UM ÚNICO CARRASCO PODERIA SUBSTITUIR UM TRIBUNAL INTEIRO (Kafka)

Leio com os cabelos arrepiados no último Boletim Eletrônico do Núcleo de Sociabilidade Libertária: 


I. “No mais, porém, ele permanece tramitando e continua a ser encaminhado ─ conforme exige o trânsito ininterrupto dos cartórios ─ aos tribunais superiores, volta aos inferiores e assim, como um pêndulo, ele sofre, de cima para baixo, oscilações com impulsos maiores ou menores e maiores ou menores paralisações. Esses caminhos são imprevisíveis. Visto de fora, o processo pode assumir o aspecto de que tudo está há muito tempo esquecido, os autos perdidos e que a absolvição é plena. Um iniciado não acreditará nisso. Nenhum dos autos se perde, o tribunal não se esquece de nada” (...) “Um único carrasco poderia substituir o tribunal inteiro” (Kafka).

II. “E a peste cada um a traz consigo, porque ninguém, sim, ninguém no mundo, está imune” (Albert Camus).

III. “Meu passeio me leva ao abismo” (Egon Schiele)

IV. “Olhando para trás, o perigo direto de ser visto. Alerta para fugir. De repente. A toda pressa. (...) bem sei o que me espera. Pau e pedra. Massacram e arrebentam. Soco e pontapé. Me afundam cada olho com o polegar. Me quebram a perna em três pedaços. (...) sorte minha se for linchado ali mesmo. Suspenso de ponta-cabeça no primeiro poste. Famílias inteiras virão de longe para ver. Ali, pesteando os ares. O circo de urubus festeia no limpo céu azul (...) sobreviver é para sorte pior. A medonha jaula. A cadeia. Ela, não. por favor (...)” (Dalton Trevisan).

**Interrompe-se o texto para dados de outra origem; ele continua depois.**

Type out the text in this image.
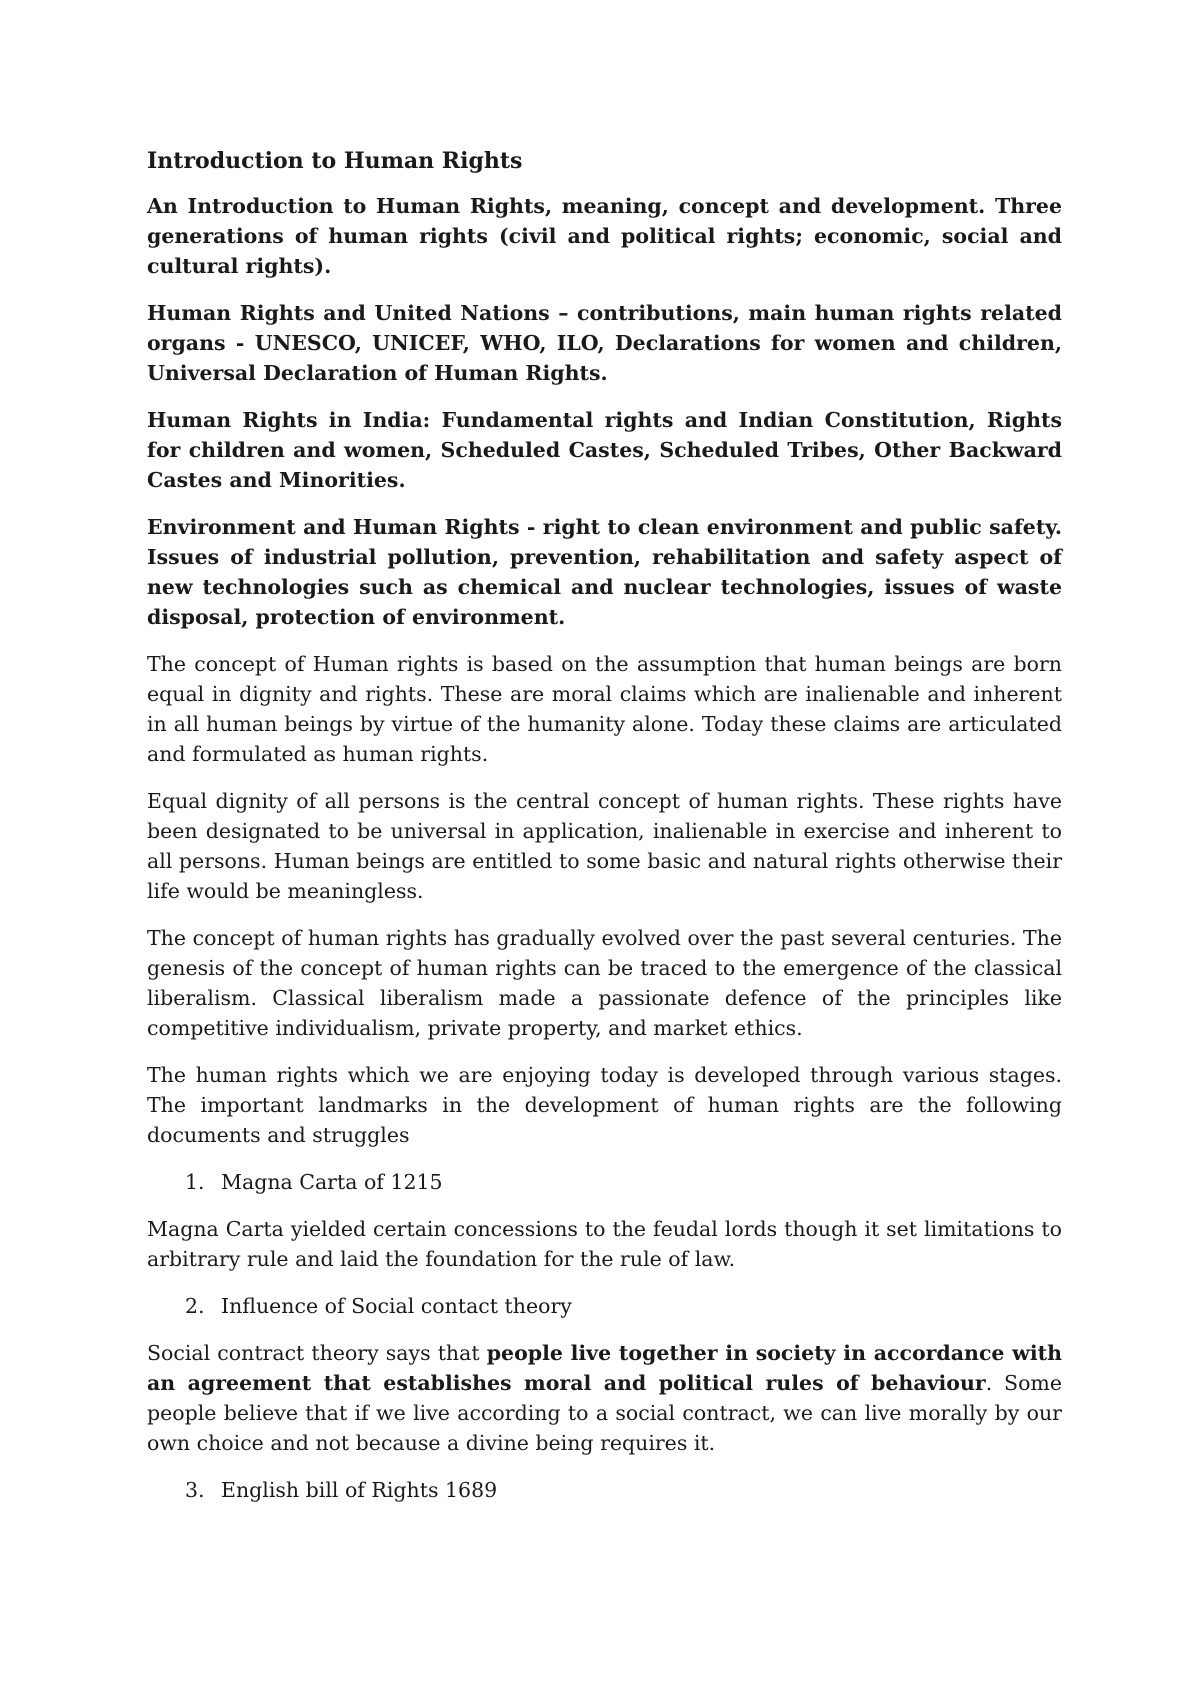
Introduction to Human Rights

An Introduction to Human Rights, meaning, concept and development. Three generations of human rights (civil and political rights; economic, social and cultural rights).

Human Rights and United Nations – contributions, main human rights related organs - UNESCO, UNICEF, WHO, ILO, Declarations for women and children, Universal Declaration of Human Rights.

Human Rights in India: Fundamental rights and Indian Constitution, Rights for children and women, Scheduled Castes, Scheduled Tribes, Other Backward Castes and Minorities.

Environment and Human Rights - right to clean environment and public safety. Issues of industrial pollution, prevention, rehabilitation and safety aspect of new technologies such as chemical and nuclear technologies, issues of waste disposal, protection of environment.

The concept of Human rights is based on the assumption that human beings are born equal in dignity and rights. These are moral claims which are inalienable and inherent in all human beings by virtue of the humanity alone. Today these claims are articulated and formulated as human rights.

Equal dignity of all persons is the central concept of human rights. These rights have been designated to be universal in application, inalienable in exercise and inherent to all persons. Human beings are entitled to some basic and natural rights otherwise their life would be meaningless.

The concept of human rights has gradually evolved over the past several centuries. The genesis of the concept of human rights can be traced to the emergence of the classical liberalism. Classical liberalism made a passionate defence of the principles like competitive individualism, private property, and market ethics.

The human rights which we are enjoying today is developed through various stages. The important landmarks in the development of human rights are the following documents and struggles

1. Magna Carta of 1215

Magna Carta yielded certain concessions to the feudal lords though it set limitations to arbitrary rule and laid the foundation for the rule of law.

2. Influence of Social contact theory

Social contract theory says that people live together in society in accordance with an agreement that establishes moral and political rules of behaviour. Some people believe that if we live according to a social contract, we can live morally by our own choice and not because a divine being requires it.

3. English bill of Rights 1689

V. “O que importa pois a materialidade do suplício? O que importam todos os sistemas penitenciários? O que fazeis deles, é para satisfazer a vossa sensibilidade, mas eles são impotentes (...) Se as coisas pudessem ocorrer de outra maneira, a pena deixaria de ser proporcional ao delito e não seria mais do que uma ficção, não seria nada” (Proudhon).

VI. “As pessoas adoram lançar a polícia contra tudo aquilo que lhes pareça imoral, por mais tolo que seja, e essa fúria popular para defender a moral protege a instituição policial mais do que qualquer governo” (Max Stirner).

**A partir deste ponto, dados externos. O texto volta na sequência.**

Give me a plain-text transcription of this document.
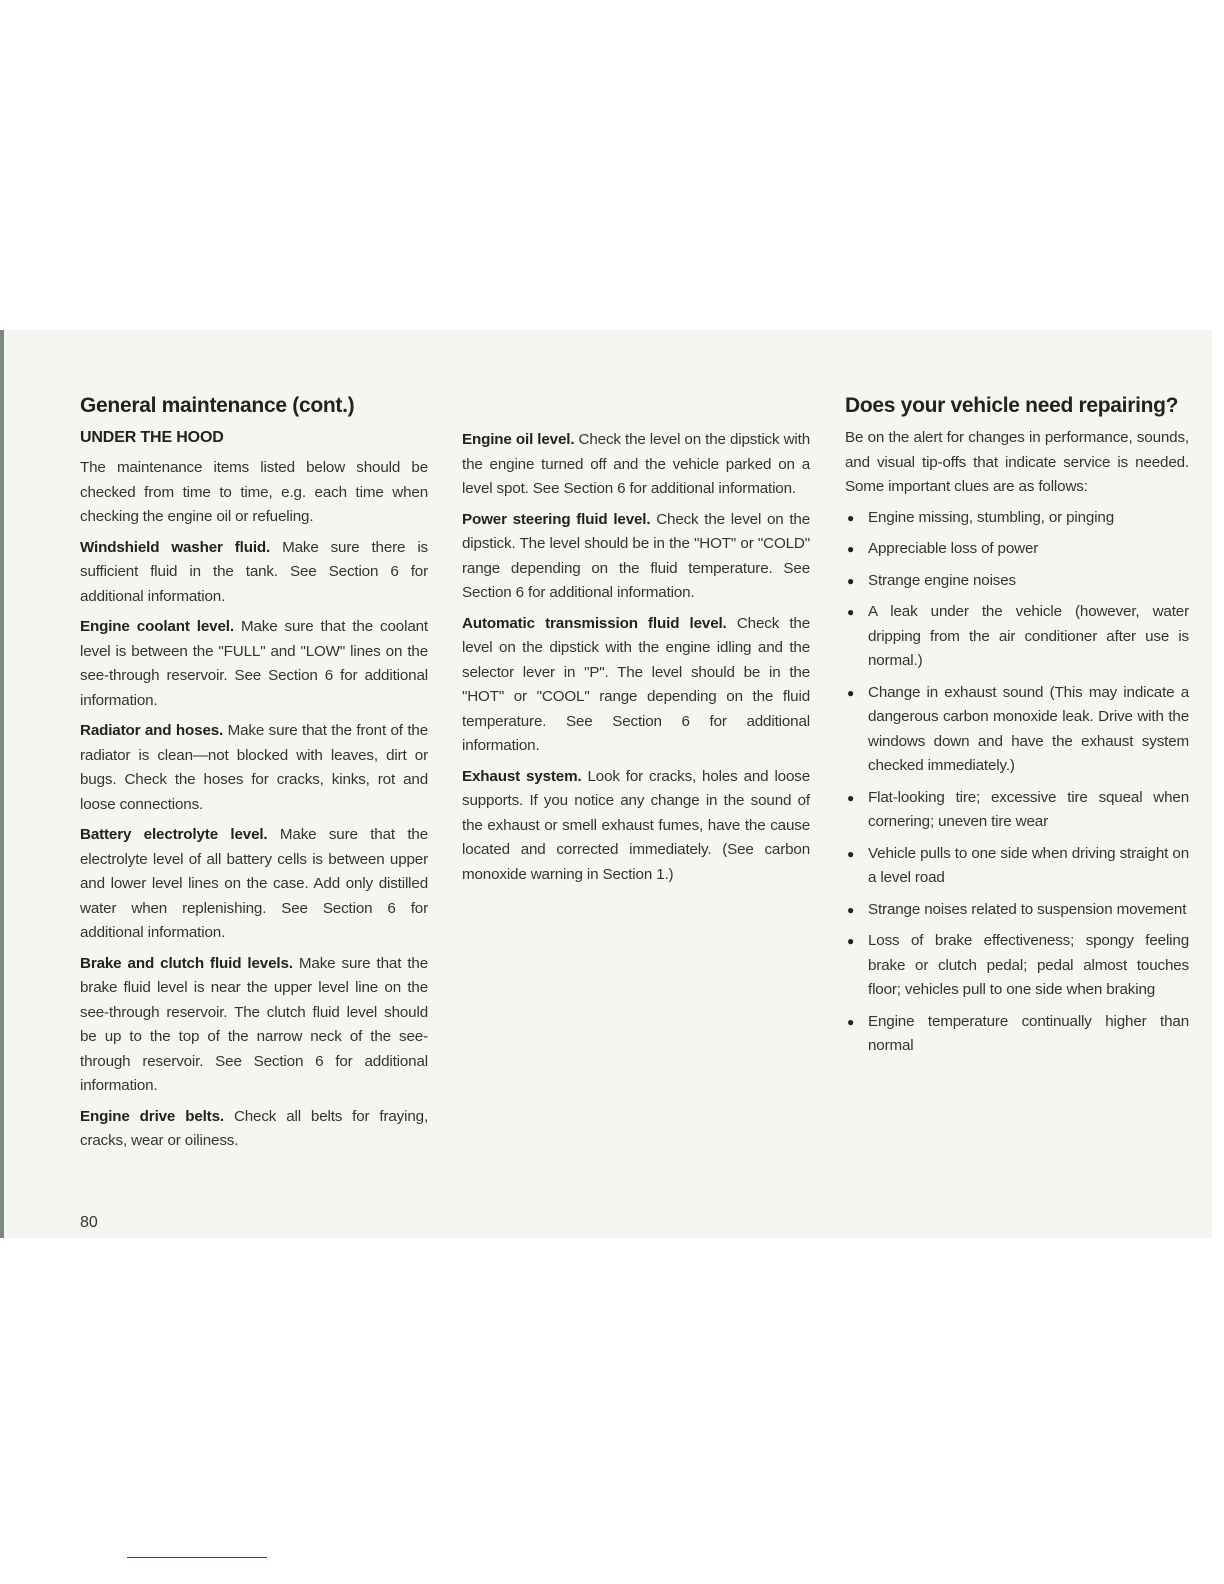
General maintenance (cont.)
UNDER THE HOOD

The maintenance items listed below should be checked from time to time, e.g. each time when checking the engine oil or refueling.

Windshield washer fluid. Make sure there is sufficient fluid in the tank. See Section 6 for additional information.

Engine coolant level. Make sure that the coolant level is between the "FULL" and "LOW" lines on the see-through reservoir. See Section 6 for additional information.

Radiator and hoses. Make sure that the front of the radiator is clean—not blocked with leaves, dirt or bugs. Check the hoses for cracks, kinks, rot and loose connections.

Battery electrolyte level. Make sure that the electrolyte level of all battery cells is between upper and lower level lines on the case. Add only distilled water when replenishing. See Section 6 for additional information.

Brake and clutch fluid levels. Make sure that the brake fluid level is near the upper level line on the see-through reservoir. The clutch fluid level should be up to the top of the narrow neck of the see-through reservoir. See Section 6 for additional information.

Engine drive belts. Check all belts for fraying, cracks, wear or oiliness.

Engine oil level. Check the level on the dipstick with the engine turned off and the vehicle parked on a level spot. See Section 6 for additional information.

Power steering fluid level. Check the level on the dipstick. The level should be in the "HOT" or "COLD" range depending on the fluid temperature. See Section 6 for additional information.

Automatic transmission fluid level. Check the level on the dipstick with the engine idling and the selector lever in "P". The level should be in the "HOT" or "COOL" range depending on the fluid temperature. See Section 6 for additional information.

Exhaust system. Look for cracks, holes and loose supports. If you notice any change in the sound of the exhaust or smell exhaust fumes, have the cause located and corrected immediately. (See carbon monoxide warning in Section 1.)

Does your vehicle need repairing?

Be on the alert for changes in performance, sounds, and visual tip-offs that indicate service is needed. Some important clues are as follows:

● Engine missing, stumbling, or pinging
● Appreciable loss of power
● Strange engine noises
● A leak under the vehicle (however, water dripping from the air conditioner after use is normal.)
● Change in exhaust sound (This may indicate a dangerous carbon monoxide leak. Drive with the windows down and have the exhaust system checked immediately.)
● Flat-looking tire; excessive tire squeal when cornering; uneven tire wear
● Vehicle pulls to one side when driving straight on a level road
● Strange noises related to suspension movement
● Loss of brake effectiveness; spongy feeling brake or clutch pedal; pedal almost touches floor; vehicles pull to one side when braking
● Engine temperature continually higher than normal
80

VII. "Diante da lei há um porteiro! Na cela, o indivíduo no seu próprio tufão: lei da morte na prisão como livre-arbítrio: mate-se ou nós te mataremos com chutes, porradas, pisoteamentos, espetadas, estocadas, até deixar informe a carcaça para a autópsia, a exposição pública, etc; etc... Um corpo dependurado e final feliz até eclodir outro efeito puritano que climatiza o turbilhão dos desejos. Eis o suicídio aceito pela sociedade! O morto se destaca do anonimato pela última vez, mais um suicidado pela sociedade".

sábado, 1 de maio de 2010

Parada Disney, Nestlé e seus respectivos palcos...

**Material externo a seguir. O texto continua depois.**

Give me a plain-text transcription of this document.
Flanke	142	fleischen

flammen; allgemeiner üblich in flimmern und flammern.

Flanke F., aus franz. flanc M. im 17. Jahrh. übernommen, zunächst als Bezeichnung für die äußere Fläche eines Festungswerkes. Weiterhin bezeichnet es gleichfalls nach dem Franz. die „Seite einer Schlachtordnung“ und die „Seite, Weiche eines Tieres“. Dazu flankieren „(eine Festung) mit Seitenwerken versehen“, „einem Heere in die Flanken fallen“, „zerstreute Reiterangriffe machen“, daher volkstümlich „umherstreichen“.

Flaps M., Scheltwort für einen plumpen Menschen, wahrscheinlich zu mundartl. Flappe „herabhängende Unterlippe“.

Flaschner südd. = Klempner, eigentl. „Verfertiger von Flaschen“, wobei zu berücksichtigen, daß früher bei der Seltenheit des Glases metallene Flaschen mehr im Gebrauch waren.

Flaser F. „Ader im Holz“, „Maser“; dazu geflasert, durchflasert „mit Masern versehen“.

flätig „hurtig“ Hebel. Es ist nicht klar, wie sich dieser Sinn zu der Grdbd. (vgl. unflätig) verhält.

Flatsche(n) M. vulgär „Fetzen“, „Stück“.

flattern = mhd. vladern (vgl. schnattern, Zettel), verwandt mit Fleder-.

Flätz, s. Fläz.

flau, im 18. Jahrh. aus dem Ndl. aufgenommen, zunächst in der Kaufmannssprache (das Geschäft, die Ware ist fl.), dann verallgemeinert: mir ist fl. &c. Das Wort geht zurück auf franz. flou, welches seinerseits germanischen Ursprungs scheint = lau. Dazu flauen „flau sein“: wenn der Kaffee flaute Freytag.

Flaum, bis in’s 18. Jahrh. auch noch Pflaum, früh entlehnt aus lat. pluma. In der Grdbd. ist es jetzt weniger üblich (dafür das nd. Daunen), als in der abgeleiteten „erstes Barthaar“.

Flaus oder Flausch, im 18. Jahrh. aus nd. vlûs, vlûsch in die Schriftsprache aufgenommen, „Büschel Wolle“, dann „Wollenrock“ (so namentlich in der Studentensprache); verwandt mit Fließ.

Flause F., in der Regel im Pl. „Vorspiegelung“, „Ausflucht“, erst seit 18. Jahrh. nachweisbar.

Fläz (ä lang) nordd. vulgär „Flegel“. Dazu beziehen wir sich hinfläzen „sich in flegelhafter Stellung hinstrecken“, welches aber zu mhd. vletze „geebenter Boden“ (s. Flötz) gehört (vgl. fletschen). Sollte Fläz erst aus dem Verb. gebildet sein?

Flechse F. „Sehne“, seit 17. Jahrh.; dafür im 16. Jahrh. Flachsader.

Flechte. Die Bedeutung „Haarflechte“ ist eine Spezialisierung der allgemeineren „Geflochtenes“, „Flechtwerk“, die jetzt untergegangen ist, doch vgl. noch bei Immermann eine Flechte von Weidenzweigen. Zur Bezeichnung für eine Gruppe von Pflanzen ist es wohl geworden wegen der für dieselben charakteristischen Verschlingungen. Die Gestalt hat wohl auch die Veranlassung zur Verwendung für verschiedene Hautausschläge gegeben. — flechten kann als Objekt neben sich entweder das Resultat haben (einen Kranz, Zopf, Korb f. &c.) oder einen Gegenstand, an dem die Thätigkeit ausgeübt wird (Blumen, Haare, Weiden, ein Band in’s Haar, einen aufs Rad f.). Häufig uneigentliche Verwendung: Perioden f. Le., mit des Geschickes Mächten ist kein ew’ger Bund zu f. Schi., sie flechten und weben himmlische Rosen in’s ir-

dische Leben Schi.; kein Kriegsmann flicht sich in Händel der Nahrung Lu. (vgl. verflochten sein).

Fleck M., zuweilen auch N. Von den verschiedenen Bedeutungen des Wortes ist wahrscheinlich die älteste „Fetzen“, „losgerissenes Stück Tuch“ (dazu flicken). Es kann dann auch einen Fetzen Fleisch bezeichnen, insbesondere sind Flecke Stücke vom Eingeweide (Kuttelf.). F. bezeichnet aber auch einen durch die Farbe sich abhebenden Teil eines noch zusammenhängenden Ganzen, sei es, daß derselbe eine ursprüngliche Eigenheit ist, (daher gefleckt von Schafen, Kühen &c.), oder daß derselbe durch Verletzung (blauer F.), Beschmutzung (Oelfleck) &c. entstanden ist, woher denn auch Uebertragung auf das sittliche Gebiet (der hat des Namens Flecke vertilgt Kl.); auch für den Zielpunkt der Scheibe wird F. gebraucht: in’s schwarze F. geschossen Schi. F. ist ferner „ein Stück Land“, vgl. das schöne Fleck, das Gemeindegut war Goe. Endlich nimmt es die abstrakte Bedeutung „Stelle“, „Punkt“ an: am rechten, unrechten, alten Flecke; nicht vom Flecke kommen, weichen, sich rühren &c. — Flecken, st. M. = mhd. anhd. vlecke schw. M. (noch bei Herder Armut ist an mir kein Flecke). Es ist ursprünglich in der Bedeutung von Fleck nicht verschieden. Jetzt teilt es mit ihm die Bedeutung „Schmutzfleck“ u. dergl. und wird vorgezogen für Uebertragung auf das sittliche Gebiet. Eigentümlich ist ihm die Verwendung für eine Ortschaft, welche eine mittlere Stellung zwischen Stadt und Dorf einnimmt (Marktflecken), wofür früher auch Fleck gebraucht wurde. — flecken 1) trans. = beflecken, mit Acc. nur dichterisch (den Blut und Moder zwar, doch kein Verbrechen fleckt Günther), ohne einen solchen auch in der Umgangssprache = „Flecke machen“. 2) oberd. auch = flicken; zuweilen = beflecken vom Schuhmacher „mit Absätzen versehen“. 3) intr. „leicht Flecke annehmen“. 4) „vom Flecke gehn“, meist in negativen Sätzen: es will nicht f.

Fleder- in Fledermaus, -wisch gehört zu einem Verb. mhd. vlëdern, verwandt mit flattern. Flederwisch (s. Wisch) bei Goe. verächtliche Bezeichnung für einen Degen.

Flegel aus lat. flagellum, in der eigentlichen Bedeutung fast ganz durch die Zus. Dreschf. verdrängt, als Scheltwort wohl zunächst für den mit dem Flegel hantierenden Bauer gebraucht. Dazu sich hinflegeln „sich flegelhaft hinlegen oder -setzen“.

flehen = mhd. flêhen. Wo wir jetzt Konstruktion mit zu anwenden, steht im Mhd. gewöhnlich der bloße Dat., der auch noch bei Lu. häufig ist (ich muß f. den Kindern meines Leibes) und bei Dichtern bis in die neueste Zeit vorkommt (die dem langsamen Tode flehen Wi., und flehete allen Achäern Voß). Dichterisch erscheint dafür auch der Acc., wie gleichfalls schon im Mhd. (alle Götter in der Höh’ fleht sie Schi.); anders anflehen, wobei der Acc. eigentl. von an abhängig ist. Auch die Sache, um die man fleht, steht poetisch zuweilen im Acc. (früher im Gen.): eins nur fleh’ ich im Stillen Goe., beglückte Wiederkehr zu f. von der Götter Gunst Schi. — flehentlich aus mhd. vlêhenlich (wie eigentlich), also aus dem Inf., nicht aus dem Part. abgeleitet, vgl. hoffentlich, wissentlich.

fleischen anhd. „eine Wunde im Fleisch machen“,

Na semana passada foi a chamada Parada Disney que mobilizou milhares e milhares de famílias carentes e desvairadas de nossa periferia (quase medieval) para a Esplanada dos Ministérios. Hoje, Dia Internacional do Trabalho, foi a Nestlé (dona das vacas e do leite nacional) com o circo que está patrocinando. Bastava o sujeito comprar um sorvete, uma lata de leite, uma água ou qualquer outro subproduto com a marca da multinacional para ter direito a um ingresso grátis. Meia hora antes do previsto já não havia mais cadeiras disponíveis. Tanto as criancinhas “angelicais” como suas respectivas e ignorantes mamães estavam lá, de olhos arregalados e felizes a meio metro do picadeiro. O clássico circo & pão de outrora agora é circo e sorvete ou circo & iogurte. Foram-se os tempos em que tanto a Disney como a Nestlé eram empresas malditas e combatidas ferrenhamente pelos “revolucionários” da América Latina. Foram-se os tempos em que o dia do trabalho era naturalmente um dia incendiário. Hoje, parece estar todo mundo feliz na sua escravidão com seus carrões e com suas banhas. Só há circo e sorvete, música caipira, grupos gospel, histéricas com camisetas de seus times ou de seus heróis literalmente cegas para a psicopatia dos políticos que corre solta nos palanques. Por mais que os neófitos e os particularmente beneficiados com essa farsa esperneiem, é impossível seguir ocultando  que não há esquerdismo, revolucionarismo e até mesmo anarquismo que não seja facilmente sufocado com um “cargo de confiança” ou com um graúdo contracheque.